We have so much, and yet this season creates a drive to consume, without mindfulness, and to feel a sense of lack if we don’t get our gifts at the lowest price or we don’t get something we put on our wishlists.
It is really hard not to get judgey when one is this irritable.
I’m part of Project 449, organised by some friends in the UK, to create an art installation that draws attention to the plight of the homeless. In the first 3 quarters of the calendar year 2018, researchers learned that at least 449 of the roughly 320,000 homeless people in Britain, died as a result of their homelessness. Their deaths were entirely preventable if we lived in a culture that was less inclined to individualism and greed and more inclined to service, sharing and oneness. In Vancouver, people living on social assistance are facing such high rents that they are left with $5.75 a week to spend on groceries and household necessities like toilet paper. They are, literally, starving. Canada-wide, a high percentage of people are giving up eating, and heating, in order to pay for life saving prescriptions, or they are going into debt, to simply seek medical treatment. Working and homeless people are dying in our own cities.

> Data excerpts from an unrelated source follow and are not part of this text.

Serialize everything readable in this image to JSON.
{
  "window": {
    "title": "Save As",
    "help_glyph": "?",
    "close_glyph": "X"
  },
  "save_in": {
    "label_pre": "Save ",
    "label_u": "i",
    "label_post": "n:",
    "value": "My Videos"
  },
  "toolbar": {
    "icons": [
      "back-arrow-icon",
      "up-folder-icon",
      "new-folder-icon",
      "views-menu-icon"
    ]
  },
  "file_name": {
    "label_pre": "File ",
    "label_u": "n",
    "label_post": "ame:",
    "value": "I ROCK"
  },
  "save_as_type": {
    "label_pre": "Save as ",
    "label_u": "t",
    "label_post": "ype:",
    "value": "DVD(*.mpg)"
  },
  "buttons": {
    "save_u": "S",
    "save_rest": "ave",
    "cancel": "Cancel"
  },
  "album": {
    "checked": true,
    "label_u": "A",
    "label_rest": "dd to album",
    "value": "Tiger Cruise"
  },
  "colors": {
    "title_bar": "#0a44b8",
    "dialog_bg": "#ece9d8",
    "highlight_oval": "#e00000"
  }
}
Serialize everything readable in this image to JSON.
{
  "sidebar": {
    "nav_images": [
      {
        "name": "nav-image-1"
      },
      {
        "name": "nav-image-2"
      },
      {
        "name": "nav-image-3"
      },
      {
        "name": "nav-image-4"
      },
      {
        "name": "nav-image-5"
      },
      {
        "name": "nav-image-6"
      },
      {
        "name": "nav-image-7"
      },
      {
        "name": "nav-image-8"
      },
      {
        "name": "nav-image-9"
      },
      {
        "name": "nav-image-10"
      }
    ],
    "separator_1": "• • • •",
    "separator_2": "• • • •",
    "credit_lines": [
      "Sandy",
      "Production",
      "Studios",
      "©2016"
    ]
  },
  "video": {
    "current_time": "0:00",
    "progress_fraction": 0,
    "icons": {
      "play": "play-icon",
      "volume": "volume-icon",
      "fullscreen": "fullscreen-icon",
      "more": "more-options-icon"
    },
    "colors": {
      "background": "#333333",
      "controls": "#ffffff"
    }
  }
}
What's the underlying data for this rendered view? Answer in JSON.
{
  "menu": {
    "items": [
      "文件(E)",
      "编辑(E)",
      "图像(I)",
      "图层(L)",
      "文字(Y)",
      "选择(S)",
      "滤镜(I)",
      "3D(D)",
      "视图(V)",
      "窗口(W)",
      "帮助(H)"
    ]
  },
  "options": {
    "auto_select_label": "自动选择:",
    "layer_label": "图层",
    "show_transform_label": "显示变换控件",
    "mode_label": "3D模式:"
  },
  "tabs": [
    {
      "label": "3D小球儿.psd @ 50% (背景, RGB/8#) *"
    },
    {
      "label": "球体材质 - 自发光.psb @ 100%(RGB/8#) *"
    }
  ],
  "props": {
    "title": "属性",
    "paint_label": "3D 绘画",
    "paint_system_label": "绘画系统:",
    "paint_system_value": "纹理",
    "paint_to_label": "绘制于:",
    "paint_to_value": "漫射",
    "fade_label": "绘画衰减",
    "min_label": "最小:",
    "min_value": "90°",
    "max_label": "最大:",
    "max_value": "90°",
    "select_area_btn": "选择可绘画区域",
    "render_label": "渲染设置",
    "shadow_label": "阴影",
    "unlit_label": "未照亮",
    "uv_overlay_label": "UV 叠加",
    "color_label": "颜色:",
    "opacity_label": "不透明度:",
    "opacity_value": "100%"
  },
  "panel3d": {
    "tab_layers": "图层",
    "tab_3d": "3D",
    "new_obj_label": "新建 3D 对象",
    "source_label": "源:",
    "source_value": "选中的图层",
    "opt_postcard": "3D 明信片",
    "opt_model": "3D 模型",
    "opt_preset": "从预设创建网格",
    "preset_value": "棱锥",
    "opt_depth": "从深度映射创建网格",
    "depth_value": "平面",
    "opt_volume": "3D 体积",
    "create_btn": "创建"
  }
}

It has made me really, really, really irritable and until I sat down and wrote this, I hadn’t fully reasoned out why.
I became very bitchy with my family (whom I love!) this week and I stepped about a mile away from gratitude.
I don’t want to ruin anyone’s bargain hunting, but I can’t help but feel that this inequity of death and suffering, set against a seasonal consumer frenzy, that must be done with perfection, is simply grotesque. What have we done with the world that was so dramatically changed by the love of a single poor man?
Perhaps our culture, as a whole, has stepped more than a mile away from gratitude.
Tomorrow is Black Friday and while people are trampling one another and punching each other for a cheap television set, I’ll be setting right the fact that I have stepped away from gratitude and joy and into irritability, judgement and stress. I’ll be dosing up on the antidote to all bad attitudes: the Oneness that is found in the heart of mindful, humble, selfless, service.